On note que le nom du héros malheureux, Chris Cross (Criss-Cross), singifie le "croisé", une allusion symbolique et ironique sur son attitude morale en zig-zag dans l'existence : c'est un être faible, abusé, mais aussi influençable, soumis - qui subit les brimades de son épouse mais aussi la domination de sa maîtresse, comme en témoigne cette extraordinaire scène où il lui vernit les ongles de pieds. "Ce sera ton chef d'oeuvre." murmure-t-elle alors avec une cruauté cynique.
Il est par ailleurs étonnant de voir comme le personnage de Cross prolonge celui de Walter Wanley, le héros de La Femme au portrait - parce que les deux sont interprétés, génialement, par Edward G. Robinson, qu'ils entretiennent tous les deux un rapport trouble avec la peinture (rapport évoquant celui du comédien dans sa vraie vie puisqu'il était un grand collectionneur dont les tableaux décoraient sa villa de Beverly Hills).
Dan Duryea est aussi de retour : il joue, magistralement, un filou qui, bien qu'innocent du crime dont il sera accusé, finira sur la chaise électrique. Le Code Hays, qui définissait les éléments à censurer, ne trouva rien à redire à cette injustice pourtant, peut-être parce que l'acteur interprète un personnage assez méprisable avant cela pour susciter auprès du public une punition exemplaire.
Enfin, Joan Bennett est fabuleuse en créature vénale que son jeu expressif et subtil rend odieuse et séduisante à la fois : on comprend qu'elle fasse tourner la tête d'un homme d'âge mûr, timide mais trop heureux de se croire aimé par une femme plus jeune que lui quand il est à son domicile sans cesse humilié par son épouse.
Cette vision très noire de l'humanité ne pouvait que plaire à Lang : chaque protagoniste entraîne les autres par sa veulerie dans son sillon. La morale du cinéaste est claire : chacun mérite le malheur que le sort lui réserve parce qu'il a été trop naïf ou trop manipulateur.

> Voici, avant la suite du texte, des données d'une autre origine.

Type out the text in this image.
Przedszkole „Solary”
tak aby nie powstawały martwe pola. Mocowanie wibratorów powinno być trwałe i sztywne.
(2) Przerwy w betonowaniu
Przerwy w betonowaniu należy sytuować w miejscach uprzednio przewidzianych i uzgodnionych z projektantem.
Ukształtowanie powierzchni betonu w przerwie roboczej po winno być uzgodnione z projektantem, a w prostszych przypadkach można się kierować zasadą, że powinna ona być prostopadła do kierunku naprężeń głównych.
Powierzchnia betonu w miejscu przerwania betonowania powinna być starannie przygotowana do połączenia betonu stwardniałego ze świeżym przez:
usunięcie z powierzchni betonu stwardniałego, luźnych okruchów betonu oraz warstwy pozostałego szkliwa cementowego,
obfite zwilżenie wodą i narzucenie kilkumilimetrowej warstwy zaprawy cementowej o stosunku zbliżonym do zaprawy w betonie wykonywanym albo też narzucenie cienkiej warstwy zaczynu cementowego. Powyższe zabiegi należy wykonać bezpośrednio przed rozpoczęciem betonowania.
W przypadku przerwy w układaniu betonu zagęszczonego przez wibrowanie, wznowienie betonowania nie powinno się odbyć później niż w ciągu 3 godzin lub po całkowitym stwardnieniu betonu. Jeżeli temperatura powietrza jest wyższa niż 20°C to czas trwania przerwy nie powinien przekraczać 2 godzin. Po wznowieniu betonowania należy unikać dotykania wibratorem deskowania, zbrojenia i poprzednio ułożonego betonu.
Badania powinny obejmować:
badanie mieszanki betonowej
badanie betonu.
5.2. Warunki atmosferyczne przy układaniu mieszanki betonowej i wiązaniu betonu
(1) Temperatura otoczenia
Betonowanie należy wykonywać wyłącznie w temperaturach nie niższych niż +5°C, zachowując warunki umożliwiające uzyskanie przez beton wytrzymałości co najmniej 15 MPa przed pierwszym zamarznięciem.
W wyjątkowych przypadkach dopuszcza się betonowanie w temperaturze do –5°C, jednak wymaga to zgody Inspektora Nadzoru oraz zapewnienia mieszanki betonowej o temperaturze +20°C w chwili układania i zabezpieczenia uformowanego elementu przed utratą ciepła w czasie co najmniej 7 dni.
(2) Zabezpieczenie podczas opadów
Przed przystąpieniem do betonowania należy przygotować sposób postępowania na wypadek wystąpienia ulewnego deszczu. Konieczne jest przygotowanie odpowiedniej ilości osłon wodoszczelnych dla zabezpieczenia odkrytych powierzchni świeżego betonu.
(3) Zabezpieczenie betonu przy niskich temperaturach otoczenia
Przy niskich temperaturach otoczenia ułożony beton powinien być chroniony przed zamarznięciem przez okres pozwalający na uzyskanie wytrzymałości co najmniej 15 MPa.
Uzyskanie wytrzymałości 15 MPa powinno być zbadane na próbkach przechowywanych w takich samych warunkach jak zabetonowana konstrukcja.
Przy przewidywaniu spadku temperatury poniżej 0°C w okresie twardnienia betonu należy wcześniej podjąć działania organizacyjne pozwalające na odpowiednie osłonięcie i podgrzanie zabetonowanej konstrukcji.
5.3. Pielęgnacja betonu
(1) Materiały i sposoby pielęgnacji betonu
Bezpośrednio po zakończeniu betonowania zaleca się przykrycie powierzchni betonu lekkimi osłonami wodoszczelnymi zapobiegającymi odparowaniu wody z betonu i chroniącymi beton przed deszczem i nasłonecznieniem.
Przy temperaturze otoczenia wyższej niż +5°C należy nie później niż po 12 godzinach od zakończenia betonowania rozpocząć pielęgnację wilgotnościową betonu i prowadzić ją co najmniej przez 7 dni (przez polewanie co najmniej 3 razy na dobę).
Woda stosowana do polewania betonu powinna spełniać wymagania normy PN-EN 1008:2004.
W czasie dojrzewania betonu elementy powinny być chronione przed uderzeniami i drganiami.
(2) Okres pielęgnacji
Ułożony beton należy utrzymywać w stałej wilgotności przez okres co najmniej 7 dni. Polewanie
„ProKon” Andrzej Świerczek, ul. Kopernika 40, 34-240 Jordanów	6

Chris n'est pas qu'une victime, c'est aussi un menteur (qui n'avouera que tardivement à Kitty n'être pas un artiste célèbre et fortuné), au même titre que Kitty (qui l'abuse en lui faisant croire qu'elle tient à lui) et Johnny (qui se fait passer pour un simple ami de Kitty).
La mise en scène souligne froidement, sans état d'âmes, à la manière objective qu'appréciait Lang, les conséquences de ces tromperies cumulées (Kitty sera tuée, Chris sombrera dans la misère et la folie, Johnny sera exécuté pour un crime dont il est innocent). Cette façon de considérer le récit tranche radicalement avec celle de Renoir (où Michel Simon n'éprouve aucun remords après le meurtre de sa maîtresse) mais ici le coupable écope de la pire des peines - intime, éternelle, irrévocable. Glaçant mais impressionnant.